江戸と明治の狭間を描く旅日記『福島の絹商人、文明開化と出会う 明治六年の旅日記』
明治6年、福島のひとりの商家の若旦那がお伊勢参りの旅に出ます。そこで目にしたものは、江戸時代の色を残しつつ、文明開化に賑わう江戸時代と明治時代の端境期にある日本の姿でした。
福島の絹商人、文明開化と出会う 明治六年の旅日記
高橋兼助・著
高橋歌子・訳
カネジュウ
2,000円+税
電子版
小学館
1,800円+税
江戸と明治の狭間を描く旅日記
明治6(1873)年、福島の絹商店の若旦那がお伊勢参りに出かけます。
その行程は、日光、筑波山、鹿島神宮を経て東京に入り、横浜、箱根、岡崎、名古屋を通り、伊勢神宮に参拝します。そこで素直に帰るのかと思えば、さらに西へ奈良、高野山を巡って堺、大阪に到り、そこから瀬戸内海の船旅を楽しみ、岩国まで足を伸ばします。なんと131日に及ぶ大旅行です。
その旅の一部始終を描いたのが、この旅日記です。いわば、明治時代の一大日本観光案内書の体裁になっています。そこには近世江戸時代から近代明治時代に変わろうとする日本の姿が、見事に描写されています。
著者は旅日記の中で、様々な出費を細かく記録しています。さすが商人というところでしょうか。その中で目を引くのが、橋を渡るたびに取られる橋賃、いわゆる通行料です。様々なところに関所を設けて通行を制限していた江戸時代の名残りがこの頃には色濃く残っていたということでしょう。そして駕籠や船などに乗ると運賃のほかに酒代といってチップを払います。現代の日本人が海外旅行をすると、チップなどのシステムに頭を悩ませますが、この時代の日本人にはごく普通のことだったようです。いずれにしても、何かとお金のかかる時代だったようですね。
ちなみにそれらの明細は1両、1朱、1文と江戸時代の単位で記されています。円、銭という新貨幣制度は明治3~4年にかけて施行され、速やかに普及したことになっていますが、庶民の間では相変わらず古い単位のほうが馴染みやすかったのでしょうか。
また、若旦那の一行は、福島で有志の神楽料をあずかり代表してお伊勢参りをする伊勢多々講という形をとって参拝しています。この神楽料を直接伊勢神宮に奉納することなく、西山治郎という御師に託します。御師とは、伊勢神宮などの神宮、神社に参詣者を案内し、参詣・宿泊の世話をする中下級神職です。この御師の制度も明治政府は2年前の明治4年に廃止しています。
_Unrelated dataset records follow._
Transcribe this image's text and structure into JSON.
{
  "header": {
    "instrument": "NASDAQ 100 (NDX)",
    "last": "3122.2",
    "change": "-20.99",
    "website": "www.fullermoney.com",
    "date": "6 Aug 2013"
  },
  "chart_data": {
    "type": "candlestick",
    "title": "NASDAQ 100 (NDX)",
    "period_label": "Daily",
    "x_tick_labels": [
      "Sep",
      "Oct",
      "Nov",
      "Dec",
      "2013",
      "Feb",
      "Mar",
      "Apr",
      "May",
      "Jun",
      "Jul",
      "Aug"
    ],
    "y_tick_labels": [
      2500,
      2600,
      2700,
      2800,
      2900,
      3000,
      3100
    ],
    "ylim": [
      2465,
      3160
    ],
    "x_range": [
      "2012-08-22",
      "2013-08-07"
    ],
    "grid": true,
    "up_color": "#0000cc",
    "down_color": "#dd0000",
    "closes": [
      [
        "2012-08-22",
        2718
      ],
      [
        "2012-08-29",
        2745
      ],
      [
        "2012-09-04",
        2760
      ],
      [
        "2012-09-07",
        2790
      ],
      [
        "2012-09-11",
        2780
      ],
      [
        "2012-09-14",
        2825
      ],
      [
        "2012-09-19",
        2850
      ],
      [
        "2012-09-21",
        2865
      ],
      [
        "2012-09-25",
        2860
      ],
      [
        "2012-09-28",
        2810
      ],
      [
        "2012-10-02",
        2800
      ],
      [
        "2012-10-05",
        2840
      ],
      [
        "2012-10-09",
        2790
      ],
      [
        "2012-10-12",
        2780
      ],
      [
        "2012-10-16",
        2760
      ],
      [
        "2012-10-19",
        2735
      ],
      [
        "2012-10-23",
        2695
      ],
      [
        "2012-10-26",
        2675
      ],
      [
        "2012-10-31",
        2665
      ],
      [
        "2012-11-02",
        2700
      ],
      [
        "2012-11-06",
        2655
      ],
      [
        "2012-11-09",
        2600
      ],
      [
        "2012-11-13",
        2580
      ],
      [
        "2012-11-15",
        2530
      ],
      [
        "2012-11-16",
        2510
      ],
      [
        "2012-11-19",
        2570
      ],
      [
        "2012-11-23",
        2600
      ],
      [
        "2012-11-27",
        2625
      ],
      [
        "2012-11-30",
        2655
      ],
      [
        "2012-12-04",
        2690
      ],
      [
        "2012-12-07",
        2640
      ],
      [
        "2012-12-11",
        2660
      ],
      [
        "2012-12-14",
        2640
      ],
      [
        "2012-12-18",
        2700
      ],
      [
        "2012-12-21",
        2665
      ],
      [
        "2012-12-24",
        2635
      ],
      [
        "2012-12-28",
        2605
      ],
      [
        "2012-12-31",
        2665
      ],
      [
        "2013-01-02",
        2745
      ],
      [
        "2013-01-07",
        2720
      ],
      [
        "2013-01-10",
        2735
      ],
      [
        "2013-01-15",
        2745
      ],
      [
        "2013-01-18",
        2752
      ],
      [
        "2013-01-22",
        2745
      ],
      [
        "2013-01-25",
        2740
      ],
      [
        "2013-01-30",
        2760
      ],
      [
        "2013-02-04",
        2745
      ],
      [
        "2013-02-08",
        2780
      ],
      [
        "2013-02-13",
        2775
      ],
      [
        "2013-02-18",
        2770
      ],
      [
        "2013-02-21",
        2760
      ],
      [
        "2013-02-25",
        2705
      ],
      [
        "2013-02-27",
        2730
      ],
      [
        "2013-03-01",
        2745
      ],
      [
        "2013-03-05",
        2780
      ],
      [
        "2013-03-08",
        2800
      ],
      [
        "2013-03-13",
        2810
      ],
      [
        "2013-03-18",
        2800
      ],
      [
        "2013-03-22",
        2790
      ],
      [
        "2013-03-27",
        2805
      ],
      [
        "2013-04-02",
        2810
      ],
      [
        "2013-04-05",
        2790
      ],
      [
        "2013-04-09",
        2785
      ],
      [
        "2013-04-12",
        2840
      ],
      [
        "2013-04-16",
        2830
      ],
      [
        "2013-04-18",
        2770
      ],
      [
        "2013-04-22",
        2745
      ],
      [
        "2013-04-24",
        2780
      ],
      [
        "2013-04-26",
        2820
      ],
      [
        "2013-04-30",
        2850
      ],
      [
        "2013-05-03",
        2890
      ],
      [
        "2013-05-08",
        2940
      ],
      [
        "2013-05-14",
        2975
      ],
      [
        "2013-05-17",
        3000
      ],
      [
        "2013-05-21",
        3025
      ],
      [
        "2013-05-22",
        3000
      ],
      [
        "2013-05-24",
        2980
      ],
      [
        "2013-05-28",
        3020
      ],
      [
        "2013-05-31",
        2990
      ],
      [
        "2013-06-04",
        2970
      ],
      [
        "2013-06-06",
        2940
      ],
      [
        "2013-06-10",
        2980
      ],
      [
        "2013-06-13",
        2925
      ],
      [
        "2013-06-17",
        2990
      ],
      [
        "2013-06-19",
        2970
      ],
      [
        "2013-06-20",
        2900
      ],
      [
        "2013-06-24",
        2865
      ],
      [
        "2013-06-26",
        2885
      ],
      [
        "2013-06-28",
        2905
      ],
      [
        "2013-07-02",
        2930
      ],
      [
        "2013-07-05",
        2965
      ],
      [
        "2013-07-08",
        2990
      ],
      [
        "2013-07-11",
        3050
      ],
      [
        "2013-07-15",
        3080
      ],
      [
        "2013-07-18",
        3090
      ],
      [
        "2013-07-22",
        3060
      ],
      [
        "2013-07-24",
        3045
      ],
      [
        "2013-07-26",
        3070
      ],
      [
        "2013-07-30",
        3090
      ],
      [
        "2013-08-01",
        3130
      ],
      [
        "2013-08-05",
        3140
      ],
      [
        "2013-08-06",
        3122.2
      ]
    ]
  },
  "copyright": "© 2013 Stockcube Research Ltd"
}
逆に、新時代を感じさせるエピソードとしては、岡崎城を訪れたとき城が壊されてしまって残念がっていた話があります。これは明治6年に明治政府から廃城令が出され、江戸時代の象徴である城郭を壊し始めたためですが、家康縁の岡崎城は真っ先に標的にされたのでしょう。
また、瀬戸内海の船旅は蒸気船を使っています。これは、新時代ならではのクルーズだったのでしょう。
明治6年は、日本で西暦が使われ始めた年でもあります。まさに近代の扉が開かれようというときの日本中を旅したこの日記は、貴重な史料といえるのではないでしょうか。